Bebris Tsikhe Fortress

Immersed in history, the Bebris Tsikhe Fortress, also known as Bebristsikhe, stands majestically in the city of Mtskheta within the Mtskheta-Mtianeti region. It is an imposing representation of Georgia's medieval fortifications, its walls bearing silent testimony to countless events that have shaped Georgia's past.

The fortress, perched in a tactically advantageous location, once served as a sentinel, safeguarding the city from the north. Archaeological findings suggest the presence of masonry and mud walls dating back to the 4th-6th centuries on which this medieval fortress was later built. Bebris Tsikhe is known to have been a functioning fortress until the 18th century, pointing towards its long-standing role in the region's defense.

The architecture of Bebris Tsikhe Fortress seamlessly blends into its surroundings, designed to mimic a natural extension of the mountain. With walls exceeding 2 meters (about 6.5 feet) in thickness, the fortress comprises two parts: the lower courtyard and the triangular citadel. Each corner of the citadel holds a tower, with the largest one located in the south-western corner. This most prominent tower, boasting three surviving floors, is a rounded rectangle in shape and has arrow holes for defensive purposes. These holes were designed wide on the inside and narrow on the outside for better efficacy.

On the eastern side of the lower courtyard, fragments of a quadrangular tower can be seen. This tower, now partially preserved, was believed to have been connected to the citadel by a fence. This complex, designed with an intricate attention to detail, speaks volumes about the architectural prowess of the time.

The fortress is cloaked in legends, one of which tells a story about a cruel prince named Mamuka and his kind sister, Makrine. After a divine intervention resulting from his cruel actions, Mamuka was said to have changed his ways, leading a life of service. In memory of this transformation and the siblings' commitment to faith, the fortress is named Bebris Tsikhe, meaning the "Fortress of an old man".
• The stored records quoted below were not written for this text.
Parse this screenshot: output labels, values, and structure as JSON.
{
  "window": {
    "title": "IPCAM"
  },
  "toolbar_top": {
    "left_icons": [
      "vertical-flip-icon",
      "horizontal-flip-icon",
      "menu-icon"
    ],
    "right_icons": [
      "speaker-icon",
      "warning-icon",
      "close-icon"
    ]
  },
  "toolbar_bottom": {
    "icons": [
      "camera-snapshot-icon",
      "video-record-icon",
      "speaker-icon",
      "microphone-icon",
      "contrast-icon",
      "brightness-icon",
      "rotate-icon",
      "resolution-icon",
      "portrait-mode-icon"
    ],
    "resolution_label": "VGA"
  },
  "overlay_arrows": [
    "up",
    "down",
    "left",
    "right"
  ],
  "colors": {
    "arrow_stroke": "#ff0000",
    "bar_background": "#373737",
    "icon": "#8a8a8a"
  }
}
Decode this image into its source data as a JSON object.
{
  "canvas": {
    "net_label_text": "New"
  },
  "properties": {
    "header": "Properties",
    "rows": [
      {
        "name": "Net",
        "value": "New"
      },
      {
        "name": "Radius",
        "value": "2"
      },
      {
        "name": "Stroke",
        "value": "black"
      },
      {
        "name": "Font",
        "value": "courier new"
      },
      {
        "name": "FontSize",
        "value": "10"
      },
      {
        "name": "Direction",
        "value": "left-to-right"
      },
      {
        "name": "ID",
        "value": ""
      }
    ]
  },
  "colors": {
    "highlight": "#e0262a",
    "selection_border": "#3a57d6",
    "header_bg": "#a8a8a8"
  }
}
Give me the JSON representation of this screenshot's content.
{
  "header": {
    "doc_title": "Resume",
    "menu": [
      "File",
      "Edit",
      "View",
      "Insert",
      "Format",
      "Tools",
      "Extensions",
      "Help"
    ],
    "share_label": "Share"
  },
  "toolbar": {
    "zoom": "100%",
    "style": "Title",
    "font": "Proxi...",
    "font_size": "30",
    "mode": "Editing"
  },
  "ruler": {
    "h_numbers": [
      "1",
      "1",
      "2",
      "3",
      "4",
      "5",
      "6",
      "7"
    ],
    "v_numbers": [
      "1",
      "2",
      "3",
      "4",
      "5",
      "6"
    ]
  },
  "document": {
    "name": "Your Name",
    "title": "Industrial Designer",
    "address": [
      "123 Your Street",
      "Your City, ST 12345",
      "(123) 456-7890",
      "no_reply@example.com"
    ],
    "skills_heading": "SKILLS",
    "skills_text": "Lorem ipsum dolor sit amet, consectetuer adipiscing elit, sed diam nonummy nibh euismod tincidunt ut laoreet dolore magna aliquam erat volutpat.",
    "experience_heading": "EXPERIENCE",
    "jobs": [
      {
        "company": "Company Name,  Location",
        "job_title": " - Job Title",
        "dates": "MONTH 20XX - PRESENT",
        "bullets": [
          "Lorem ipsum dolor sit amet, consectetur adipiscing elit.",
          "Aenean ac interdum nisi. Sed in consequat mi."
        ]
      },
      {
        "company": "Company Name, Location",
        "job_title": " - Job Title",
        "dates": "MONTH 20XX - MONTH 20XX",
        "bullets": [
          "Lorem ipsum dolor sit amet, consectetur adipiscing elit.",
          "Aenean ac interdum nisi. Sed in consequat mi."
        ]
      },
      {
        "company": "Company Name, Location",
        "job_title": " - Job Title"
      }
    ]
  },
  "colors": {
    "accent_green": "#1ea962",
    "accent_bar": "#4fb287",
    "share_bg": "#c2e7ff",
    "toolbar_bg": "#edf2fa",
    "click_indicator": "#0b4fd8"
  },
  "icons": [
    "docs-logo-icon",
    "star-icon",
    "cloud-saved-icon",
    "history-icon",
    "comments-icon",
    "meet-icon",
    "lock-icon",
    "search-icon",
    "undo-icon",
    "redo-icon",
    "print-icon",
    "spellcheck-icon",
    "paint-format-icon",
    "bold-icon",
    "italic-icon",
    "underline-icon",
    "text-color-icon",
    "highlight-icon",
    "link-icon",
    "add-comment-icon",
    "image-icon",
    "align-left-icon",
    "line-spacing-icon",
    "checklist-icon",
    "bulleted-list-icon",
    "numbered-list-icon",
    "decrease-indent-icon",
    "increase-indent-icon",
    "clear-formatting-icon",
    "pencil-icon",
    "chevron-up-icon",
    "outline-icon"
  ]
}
In 2010, the fortress experienced significant damage due to a landslide caused by heavy downpours. Efforts have since been made to restore this historical monument, which was declared a National Cultural Monument of Georgia in 2004.

Visiting the Bebris Tsikhe Fortress is akin to stepping back in time, getting a glimpse into the country's rich history, all while appreciating the astounding views it offers of Mtskheta. This makes the fortress an irresistible destination for history enthusiasts and casual visitors alike.